Mr. Baker's clients expressed a great degree of scepticism about research based on asking doctors after the fact whether or not they had complied with the law or had committed, something he said was "quite extraordinary research to rely upon for drawing conclusions about compliance with the law."

Moreover, his clients were "completely dissatisfied with the imbalanced record in this case," by which he meant the decision of the trial judge to deny Canada the opportunity to obtain and present evidence supportive of the prohibition. "My clients are deeply concerned," he said, that the case "not be decided on the basis of an incomplete record."

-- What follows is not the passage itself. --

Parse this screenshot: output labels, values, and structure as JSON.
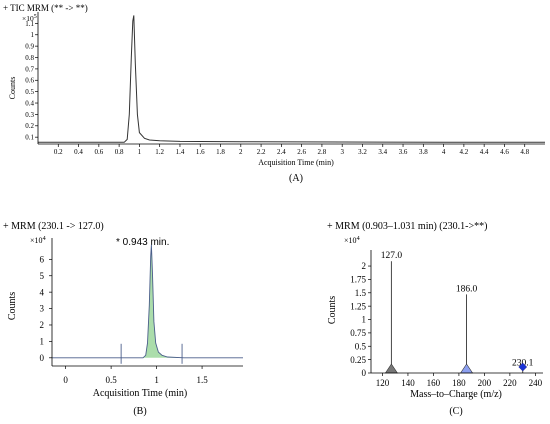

Reponding to the Chief Justice's assertion that "life" must mean engaging in the full range of experience, Mr. Baker cited the example of one of his clients who is completely immobile, who lives in a hospital and operates a computer by moving his eyes.  A "brilliant mathematician," he lives a full life, supported by his family.  His clients remain concerned about the fate of those who do not have extraordinary talents and supportive families. 

Mr. Baker noted the Oregon research showing doctors' interpretations of why patients chose assisted suicide: loss of autonomy, dignity, difficulty with bodily functions, being a burden, etc.
Those, he emphasized, are the concerns and the daily experience of all people with disabilities.
He lamented the fact that this case was about a right to assisted suicide rather than a right to palliative care, home care, and suicide prevention.

He closed by warning the judges that real harm will be caused by making "therapeutic death" available to disabled people.